Ma non è così. Se mettessimo
ipoteticamente Pilato a capo di un governo contemporaneo, dovremmo
dire almeno che è un Governatore che ha più coraggio di tanti altri
Governatori.
Pensate,quale Presidente del
Consiglio avrebbe il coraggio di dire ad un Capo di Religiosi che è
anche un capo politico, che sta sbagliando, che la persona accusata è
innocente e che il reato contestato non esiste?

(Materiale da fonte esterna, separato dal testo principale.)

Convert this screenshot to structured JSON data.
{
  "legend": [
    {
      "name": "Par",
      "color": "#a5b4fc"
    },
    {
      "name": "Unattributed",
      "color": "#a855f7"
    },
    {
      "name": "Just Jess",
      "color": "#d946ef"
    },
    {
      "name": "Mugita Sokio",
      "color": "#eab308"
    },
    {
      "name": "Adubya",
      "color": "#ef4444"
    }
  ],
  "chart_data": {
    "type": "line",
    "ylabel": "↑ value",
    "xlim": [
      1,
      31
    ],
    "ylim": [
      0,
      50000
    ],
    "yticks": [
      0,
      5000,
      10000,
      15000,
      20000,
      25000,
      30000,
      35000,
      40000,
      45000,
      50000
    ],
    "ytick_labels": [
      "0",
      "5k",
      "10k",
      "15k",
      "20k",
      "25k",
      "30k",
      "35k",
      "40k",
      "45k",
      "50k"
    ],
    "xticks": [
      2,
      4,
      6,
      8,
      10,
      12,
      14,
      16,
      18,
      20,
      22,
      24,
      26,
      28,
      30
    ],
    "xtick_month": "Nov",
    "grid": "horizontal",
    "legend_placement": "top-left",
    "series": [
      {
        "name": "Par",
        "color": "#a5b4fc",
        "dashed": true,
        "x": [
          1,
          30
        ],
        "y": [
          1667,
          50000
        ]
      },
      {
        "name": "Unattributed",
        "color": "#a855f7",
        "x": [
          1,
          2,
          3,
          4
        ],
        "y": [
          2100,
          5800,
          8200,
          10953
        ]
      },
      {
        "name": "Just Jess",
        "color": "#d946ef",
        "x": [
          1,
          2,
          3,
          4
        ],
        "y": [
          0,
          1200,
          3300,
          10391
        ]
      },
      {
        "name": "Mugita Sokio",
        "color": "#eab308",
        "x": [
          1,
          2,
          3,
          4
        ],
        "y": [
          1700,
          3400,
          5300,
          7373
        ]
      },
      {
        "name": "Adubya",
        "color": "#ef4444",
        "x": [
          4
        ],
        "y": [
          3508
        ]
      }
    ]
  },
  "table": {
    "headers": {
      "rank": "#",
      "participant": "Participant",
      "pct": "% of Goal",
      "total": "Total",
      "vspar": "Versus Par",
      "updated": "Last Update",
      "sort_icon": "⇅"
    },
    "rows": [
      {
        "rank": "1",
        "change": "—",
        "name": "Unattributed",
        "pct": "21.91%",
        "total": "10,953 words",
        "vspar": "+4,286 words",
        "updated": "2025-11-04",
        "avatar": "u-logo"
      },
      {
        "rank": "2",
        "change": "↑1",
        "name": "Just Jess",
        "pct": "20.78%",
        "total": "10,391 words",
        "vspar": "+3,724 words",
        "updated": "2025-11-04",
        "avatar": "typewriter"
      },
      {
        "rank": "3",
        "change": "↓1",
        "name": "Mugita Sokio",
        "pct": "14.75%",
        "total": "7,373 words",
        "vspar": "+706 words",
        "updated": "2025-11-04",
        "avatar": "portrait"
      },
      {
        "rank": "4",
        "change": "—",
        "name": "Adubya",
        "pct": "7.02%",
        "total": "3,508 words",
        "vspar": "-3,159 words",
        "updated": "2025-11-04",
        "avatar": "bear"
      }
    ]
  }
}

Oppure che la norma
religiosa non può essere una norma giuridica dello stato, poiché lo
stato deve tutelare tutti i suoi cittadini indipendentemente dalle
loro posizioni sulla religione?
E quale primo ministro avrebbe il
coraggio dire, per evitare di dover reprimere una protesta sediziosa,
che farà quello che chiedono condannando a morte l'accusato, ma
ribadendo che lui lo considera innocente e non giustifica la condanna
?
Si in questa condanna c'è
l'amara considerazione di Pilato sull'ingiustizia che deve avvallare
per evitare altre morti, ma vi è la sincerità di gridare forte, che
questa condanna a morte è la condanna di un innocente.
Vedete per caso qualche
Presidente di un paese europeo, capace di dire che prende un
provvedimento a cui è costretto, ma che continua a dichiarare che
il provvedimento ingiusto?
Io non me lo ricordo e nei giorni
presenti in cui tanti provvedimenti internazionali vengono presi
sotto ricatti economici, non c'è uno che dica che i provvedimenti
sono ingiusti e lesivi dei diritti internazionali.